Ich bin ein absoluter Durchschnittsverbraucher, gehe sowohl auf den Wochenmarkt, als auch in den Supermarkt oder zum Discounter. Ein gutes Gefühl habe ich dabei nicht.

Wann fühlten Sie sich denn zuletzt so richtig über den Tisch gezogen?

Bode:

Mich persönlich stört besonders die schleichende Aromatisierung unserer Nahrungsmittel. Es gibt in Europa fast 3000 zugelassene Aromastoffe, von denen über 500 noch nicht auf Nebenwirkungen überprüft wurden. Durch Aromen kann die Industrie billigere Rohware verwenden und somit Geld bei der Herstellung sparen. Aber wenn ich einen teuren Frischkäse kaufe, dann will ich eben einen mit hochwertigen Zutaten essen und nicht ein aromatisiertes Produkt. Das ist nur ein kleines Beispiel der Strategie der Konzerne, die von dreister Mogelei bis hin zu Körperverletzung durch Irreführung reicht.

Körperverletzung ist aber ein ziemlich heftiger Vorwurf.

Bode:

Der Vorwurf trifft zu, wenn wir uns die dramatische Zunahme von Übergewicht und Fettleibigkeit bei Kindern und Jugendlichen vergegenwärtigen. Die Zahl der übergewichtigen Jugendlichen und Kinder in Deutschland hat seit den 90er-Jahren um 50 Prozent zugenommen. Und das liegt an einer zu fetthaltigen und zuckerreichen Nahrung.

Gut, aber was kann die Industrie dafür, wenn Eltern ihre Kinder nicht richtig ernähren?

Bode:

Die Industrie begeht Körperverletzung, wenn sie zum Beispiel mit einer "Vollkorngarantie" und dem Hinweis auf den Vitamingehalt Frühstücksflocken bewirbt, die nichts als versteckte Zuckerbomben sind.

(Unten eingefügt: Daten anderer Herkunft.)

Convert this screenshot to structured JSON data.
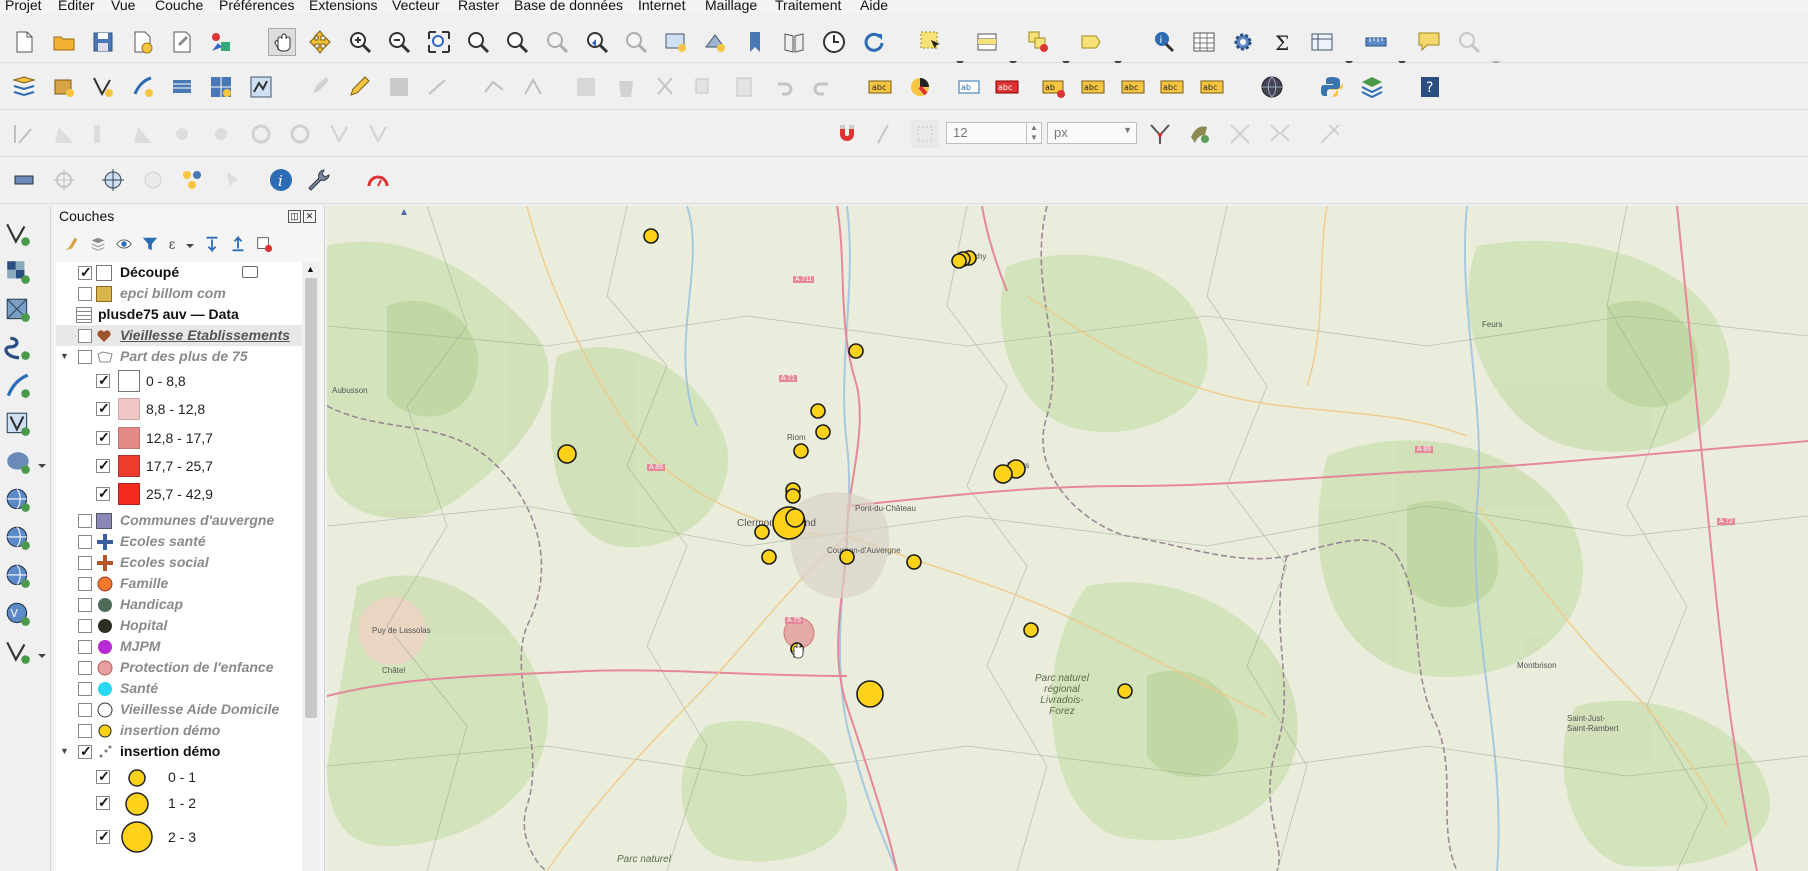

Der Gipfel der Verlogenheit ist es, wenn mit solchen Produkten noch Fußbälle oder Fan-Trikots zu gewinnen sind oder Unternehmen wie Ferrero das Kindersportabzeichen sponsern. Der Grund für das grassierende Übergewicht ist nicht der Mangel an Bewegung, wie die Lebensmittelindustrie suggerieren will, sondern die zu hohe Kalorienaufnahme. Um eine Handvoll Cini Minis von Nestlé mit einem Zuckergehalt von knapp 33 Prozent abzuarbeiten, müsste ein Zehnjähriger eine dreiviertel Stunde joggen.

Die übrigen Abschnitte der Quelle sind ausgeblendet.